In fact, from the point of view of policy, what Obama said is basically what former President Bush said, what former Prime Minister Ehud Olmert said, and what the head of the Israeli opposition, Zipi Livni also says. That is, we need one more state and a lot less settlements.
Of course, the present Israeli government doesn’t share Obama’s, Bush’s Olmert’s and Livni’s take on things, but that doesn’t make the June 4 speech ground breaking — it just makes the Netanyahu government detached from reality.
A small detail that amused me when I browsed yet another of these comments, this time by Wolfgang Hansson in Aftonbladet, was Hansson’s claim that Obama’s insistence on a two state solution and dismantling of settlements had annoyed people in — Tel Aviv.
What? Has he ever been to Tel Aviv?, I asked myself at first. In fact, I can’t imagine a place in Israel where Netanyahu is less popular and where Obama is met with greater enthusiasm than in this great White City of ours.

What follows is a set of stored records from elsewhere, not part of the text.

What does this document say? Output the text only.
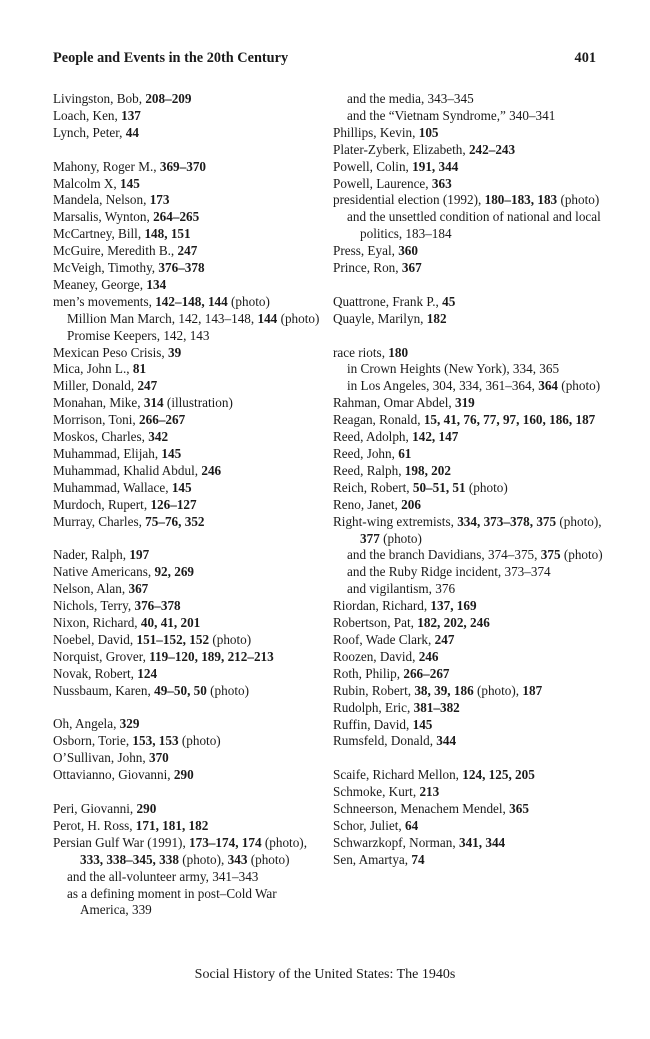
People and Events in the 20th Century	401
Livingston, Bob, 208–209
Loach, Ken, 137
Lynch, Peter, 44
Mahony, Roger M., 369–370
Malcolm X, 145
Mandela, Nelson, 173
Marsalis, Wynton, 264–265
McCartney, Bill, 148, 151
McGuire, Meredith B., 247
McVeigh, Timothy, 376–378
Meaney, George, 134
men’s movements, 142–148, 144 (photo)
Million Man March, 142, 143–148, 144 (photo)
Promise Keepers, 142, 143
Mexican Peso Crisis, 39
Mica, John L., 81
Miller, Donald, 247
Monahan, Mike, 314 (illustration)
Morrison, Toni, 266–267
Moskos, Charles, 342
Muhammad, Elijah, 145
Muhammad, Khalid Abdul, 246
Muhammad, Wallace, 145
Murdoch, Rupert, 126–127
Murray, Charles, 75–76, 352
Nader, Ralph, 197
Native Americans, 92, 269
Nelson, Alan, 367
Nichols, Terry, 376–378
Nixon, Richard, 40, 41, 201
Noebel, David, 151–152, 152 (photo)
Norquist, Grover, 119–120, 189, 212–213
Novak, Robert, 124
Nussbaum, Karen, 49–50, 50 (photo)
Oh, Angela, 329
Osborn, Torie, 153, 153 (photo)
O’Sullivan, John, 370
Ottavianno, Giovanni, 290
Peri, Giovanni, 290
Perot, H. Ross, 171, 181, 182
Persian Gulf War (1991), 173–174, 174 (photo), 333, 338–345, 338 (photo), 343 (photo)
and the all-volunteer army, 341–343
as a defining moment in post–Cold War America, 339
and the media, 343–345
and the “Vietnam Syndrome,” 340–341
Phillips, Kevin, 105
Plater-Zyberk, Elizabeth, 242–243
Powell, Colin, 191, 344
Powell, Laurence, 363
presidential election (1992), 180–183, 183 (photo)
and the unsettled condition of national and local politics, 183–184
Press, Eyal, 360
Prince, Ron, 367
Quattrone, Frank P., 45
Quayle, Marilyn, 182
race riots, 180
in Crown Heights (New York), 334, 365
in Los Angeles, 304, 334, 361–364, 364 (photo)
Rahman, Omar Abdel, 319
Reagan, Ronald, 15, 41, 76, 77, 97, 160, 186, 187
Reed, Adolph, 142, 147
Reed, John, 61
Reed, Ralph, 198, 202
Reich, Robert, 50–51, 51 (photo)
Reno, Janet, 206
Right-wing extremists, 334, 373–378, 375 (photo), 377 (photo)
and the branch Davidians, 374–375, 375 (photo)
and the Ruby Ridge incident, 373–374
and vigilantism, 376
Riordan, Richard, 137, 169
Robertson, Pat, 182, 202, 246
Roof, Wade Clark, 247
Roozen, David, 246
Roth, Philip, 266–267
Rubin, Robert, 38, 39, 186 (photo), 187
Rudolph, Eric, 381–382
Ruffin, David, 145
Rumsfeld, Donald, 344
Scaife, Richard Mellon, 124, 125, 205
Schmoke, Kurt, 213
Schneerson, Menachem Mendel, 365
Schor, Juliet, 64
Schwarzkopf, Norman, 341, 344
Sen, Amartya, 74
Social History of the United States: The 1940s
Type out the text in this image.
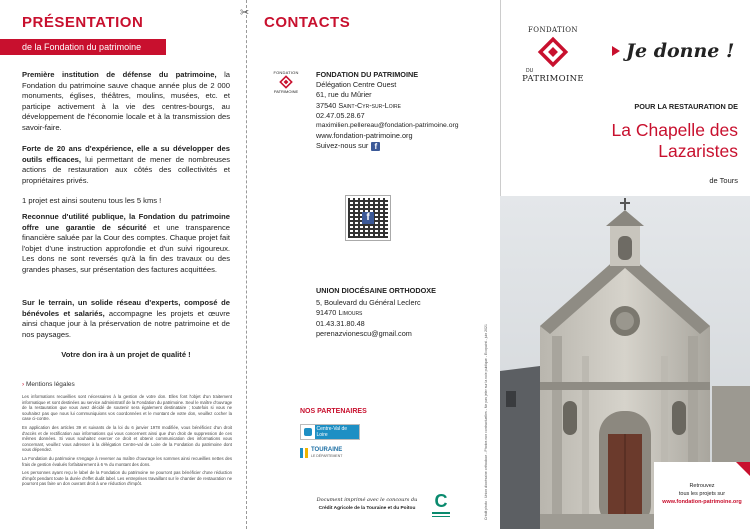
✂
PRÉSENTATION
de la Fondation du patrimoine
Première institution de défense du patrimoine, la Fondation du patrimoine sauve chaque année plus de 2 000 monuments, églises, théâtres, moulins, musées, etc. et participe activement à la vie des centres-bourgs, au développement de l'économie locale et à la transmission des savoir-faire.
Forte de 20 ans d'expérience, elle a su développer des outils efficaces, lui permettant de mener de nombreuses actions de restauration aux côtés des collectivités et propriétaires privés.
1 projet est ainsi soutenu tous les 5 kms !
Reconnue d'utilité publique, la Fondation du patrimoine offre une garantie de sécurité et une transparence financière saluée par la Cour des comptes. Chaque projet fait l'objet d'une instruction approfondie et d'un suivi rigoureux. Les dons ne sont reversés qu'à la fin des travaux ou des grandes phases, sur présentation des factures acquittées.
Sur le terrain, un solide réseau d'experts, composé de bénévoles et salariés, accompagne les projets et œuvre ainsi chaque jour à la préservation de notre patrimoine et de nos paysages.
Votre don ira à un projet de qualité !
› Mentions légales

Les informations recueillies sont nécessaires à la gestion de votre don. Elles font l'objet d'un traitement informatique et sont destinées au service administratif de la Fondation du patrimoine. Seul le maître d'ouvrage de la restauration que vous avez décidé de soutenir sera également destinataire ; toutefois si vous ne souhaitez pas que nous lui communiquions vos coordonnées et le montant de votre don, veuillez cocher la case ci-contre.

En application des articles 39 et suivants de la loi du 6 janvier 1978 modifiée, vous bénéficiez d'un droit d'accès et de rectification aux informations qui vous concernent ainsi que d'un droit de suppression de ces mêmes données. Si vous souhaitez exercer ce droit et obtenir communication des informations vous concernant, veuillez vous adresser à la délégation Centre-val de Loire de la Fondation du patrimoine dont vous dépendez.

La Fondation du patrimoine s'engage à reverser au maître d'ouvrage les sommes ainsi recueillies nettes des frais de gestion évalués forfaitairement à 6 % du montant des dons.

Les personnes ayant reçu le label de la Fondation du patrimoine ne pourront pas bénéficier d'une réduction d'impôt pendant toute la durée d'effet dudit label. Les entreprises travaillant sur le chantier de restauration ne pourront pas faire un don ouvrant droit à une réduction d'impôt.

CONTACTS
FONDATION
PATRIMOINE
FONDATION DU PATRIMOINE
Délégation Centre Ouest
61, rue du Mûrier
37540 Saint-Cyr-sur-Loire
02.47.05.28.67
maximilien.pellereau@fondation-patrimoine.org
www.fondation-patrimoine.org
Suivez-nous sur f
f
UNION DIOCÉSAINE ORTHODOXE
5, Boulevard du Général Leclerc
91470 Limours
01.43.31.80.48
perenazvionescu@gmail.com
NOS PARTENAIRES
Centre-Val de Loire
TOURAINE
LE DÉPARTEMENT
Document imprimé avec le concours du
Crédit Agricole de la Touraine et du Poitou	C	Crédit photo : Union diocésaine orthodoxe - Photos non contractuelles - Ne pas jeter sur la voie publique - Ecopaint - juin 2021
FONDATION
DU
PATRIMOINE
Je donne !
POUR LA RESTAURATION DE
La Chapelle des
Lazaristes
de Tours
Retrouvez
tous les projets sur
www.fondation-patrimoine.org
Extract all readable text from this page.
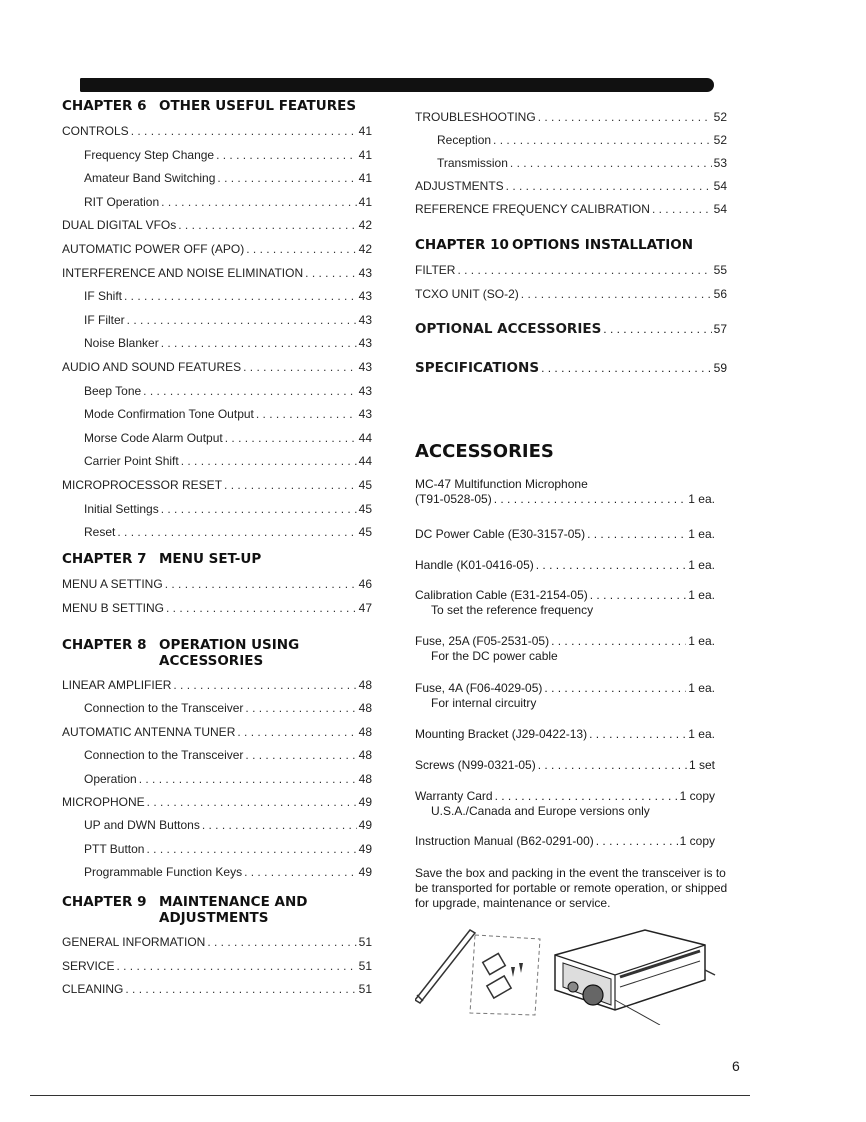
CHAPTER 6 OTHER USEFUL FEATURES
CONTROLS . . .	41
Frequency Step Change . . .	41
Amateur Band Switching . . .	41
RIT Operation . . .	41
DUAL DIGITAL VFOs . . .	42
AUTOMATIC POWER OFF (APO) . . .	42
INTERFERENCE AND NOISE ELIMINATION . . .	43
IF Shift . . .	43
IF Filter . . .	43
Noise Blanker . . .	43
AUDIO AND SOUND FEATURES . . .	43
Beep Tone . . .	43
Mode Confirmation Tone Output . . .	43
Morse Code Alarm Output . . .	44
Carrier Point Shift . . .	44
MICROPROCESSOR RESET . . .	45
Initial Settings . . .	45
Reset . . .	45
CHAPTER 7 MENU SET-UP
MENU A SETTING . . .	46
MENU B SETTING . . .	47
CHAPTER 8 OPERATION USING
ACCESSORIES
LINEAR AMPLIFIER . . .	48
Connection to the Transceiver . . .	48
AUTOMATIC ANTENNA TUNER . . .	48
Connection to the Transceiver . . .	48
Operation . . .	48
MICROPHONE . . .	49
UP and DWN Buttons . . .	49
PTT Button . . .	49
Programmable Function Keys . . .	49
CHAPTER 9 MAINTENANCE AND
ADJUSTMENTS
GENERAL INFORMATION . . .	51
SERVICE . . .	51
CLEANING . . .	51
TROUBLESHOOTING . . .	52
Reception . . .	52
Transmission . . .	53
ADJUSTMENTS . . .	54
REFERENCE FREQUENCY CALIBRATION . . .	54
CHAPTER 10 OPTIONS INSTALLATION
FILTER . . .	55
TCXO UNIT (SO-2) . . .	56
OPTIONAL ACCESSORIES . . .	57
SPECIFICATIONS . . .	59
ACCESSORIES
MC-47 Multifunction Microphone
(T91-0528-05) . . .	1 ea.
DC Power Cable (E30-3157-05) . . .	1 ea.
Handle (K01-0416-05) . . .	1 ea.
Calibration Cable (E31-2154-05) . . .	1 ea.
To set the reference frequency
Fuse, 25A (F05-2531-05) . . .	1 ea.
For the DC power cable
Fuse, 4A (F06-4029-05) . . .	1 ea.
For internal circuitry
Mounting Bracket (J29-0422-13) . . .	1 ea.
Screws (N99-0321-05) . . .	1 set
Warranty Card . . .	1 copy
U.S.A./Canada and Europe versions only
Instruction Manual (B62-0291-00) . . .	1 copy
Save the box and packing in the event the transceiver is to be transported for portable or remote operation, or shipped for upgrade, maintenance or service.
6
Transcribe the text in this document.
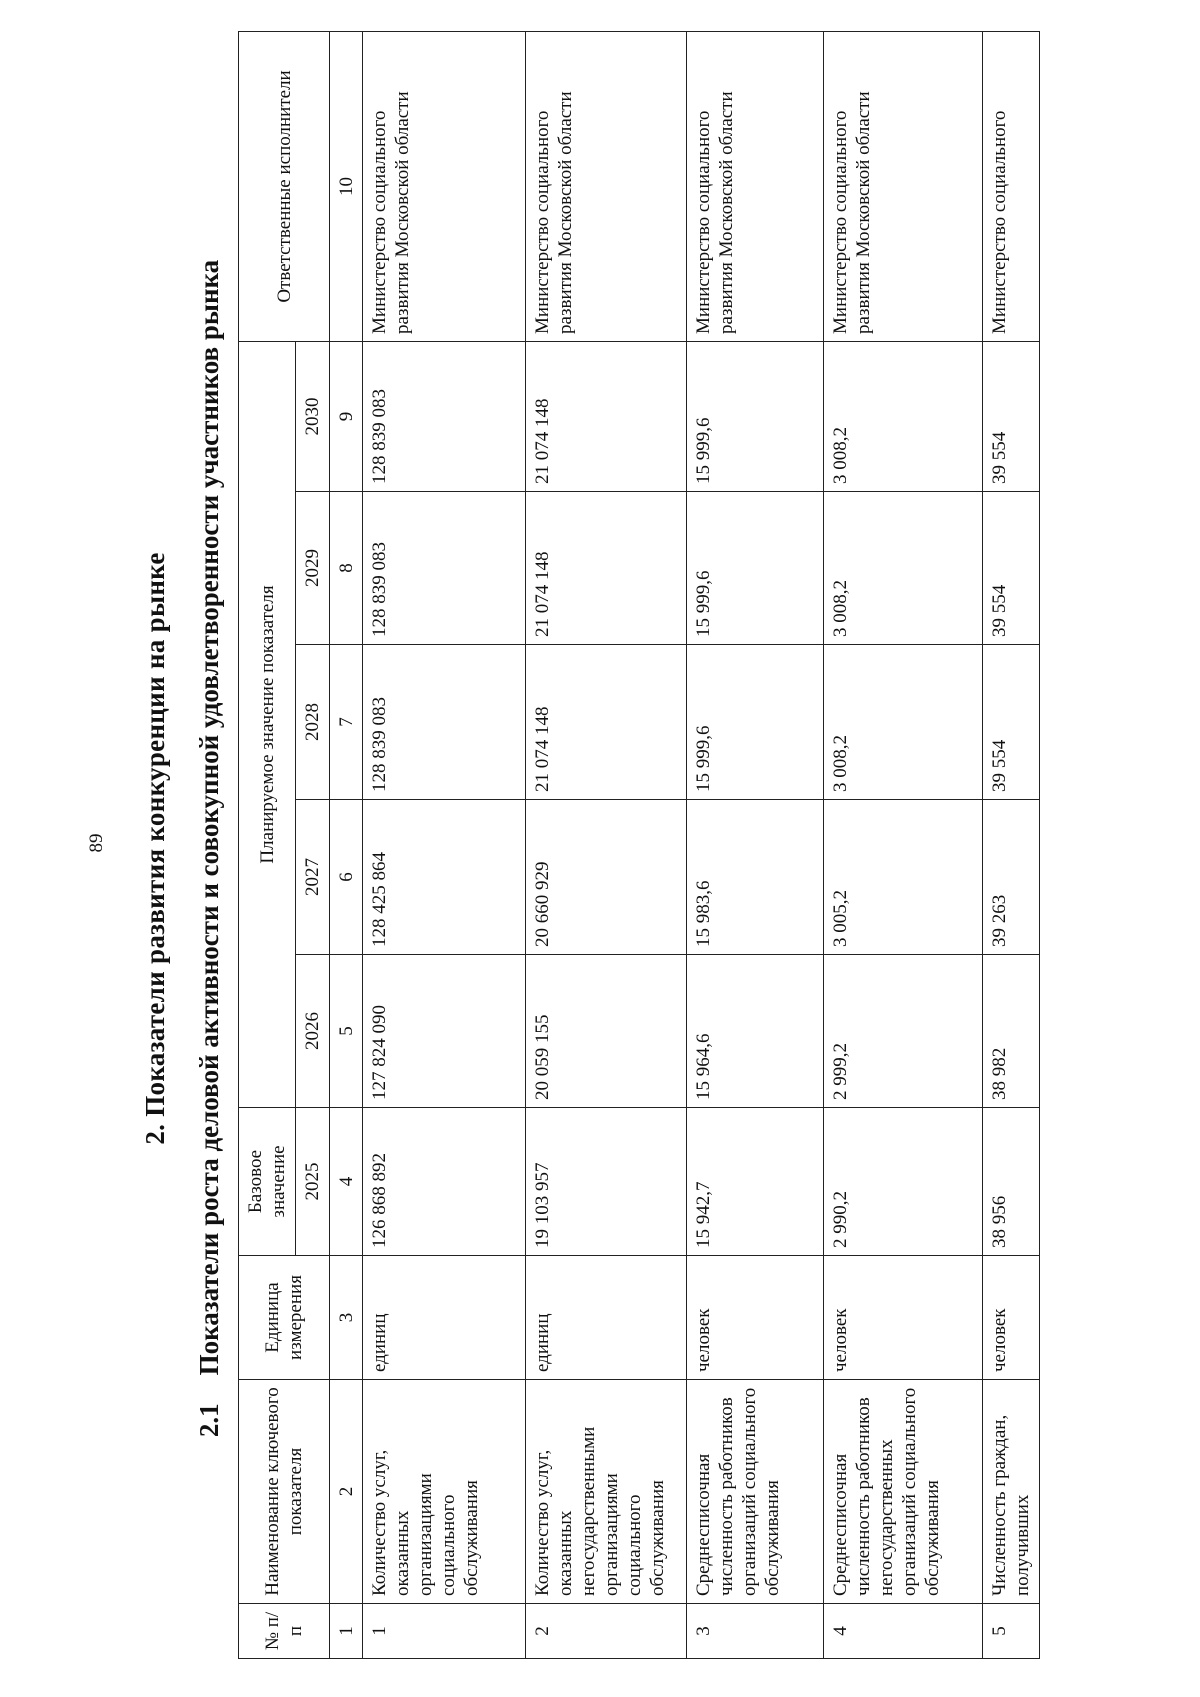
89 2. Показатели развития конкуренции на рынке
2.1Показатели роста деловой активности и совокупной удовлетворенности участников рынка
№ п/п	Наименование ключевого показателя	Единица измерения	Базовое значение	Планируемое значение показателя					Ответственные исполнители
			2025	2026	2027	2028	2029	2030	
1	2	3	4	5	6	7	8	9	10
1	Количество услуг, оказанных организациями социального обслуживания	единиц	126 868 892	127 824 090	128 425 864	128 839 083	128 839 083	128 839 083	Министерство социального развития Московской области
2	Количество услуг, оказанных негосударственными организациями социального обслуживания	единиц	19 103 957	20 059 155	20 660 929	21 074 148	21 074 148	21 074 148	Министерство социального развития Московской области
3	Среднесписочная численность работников организаций социального обслуживания	человек	15 942,7	15 964,6	15 983,6	15 999,6	15 999,6	15 999,6	Министерство социального развития Московской области
4	Среднесписочная численность работников негосударственных организаций социального обслуживания	человек	2 990,2	2 999,2	3 005,2	3 008,2	3 008,2	3 008,2	Министерство социального развития Московской области
5	Численность граждан, получивших	человек	38 956	38 982	39 263	39 554	39 554	39 554	Министерство социального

Then I realized: Hansson probably isn’t referring to the actual Tel Aviv. He’s most likely referring to the imaginary Tel Aviv, which — in some parallel universe — is the capital of Israel. Some people who don’t think that Israel has a de jure right to Jerusalem like to pretend that it doesn’t have the de facto control, either.
And when reality doesn’t fit the ideological map, then just go with the map.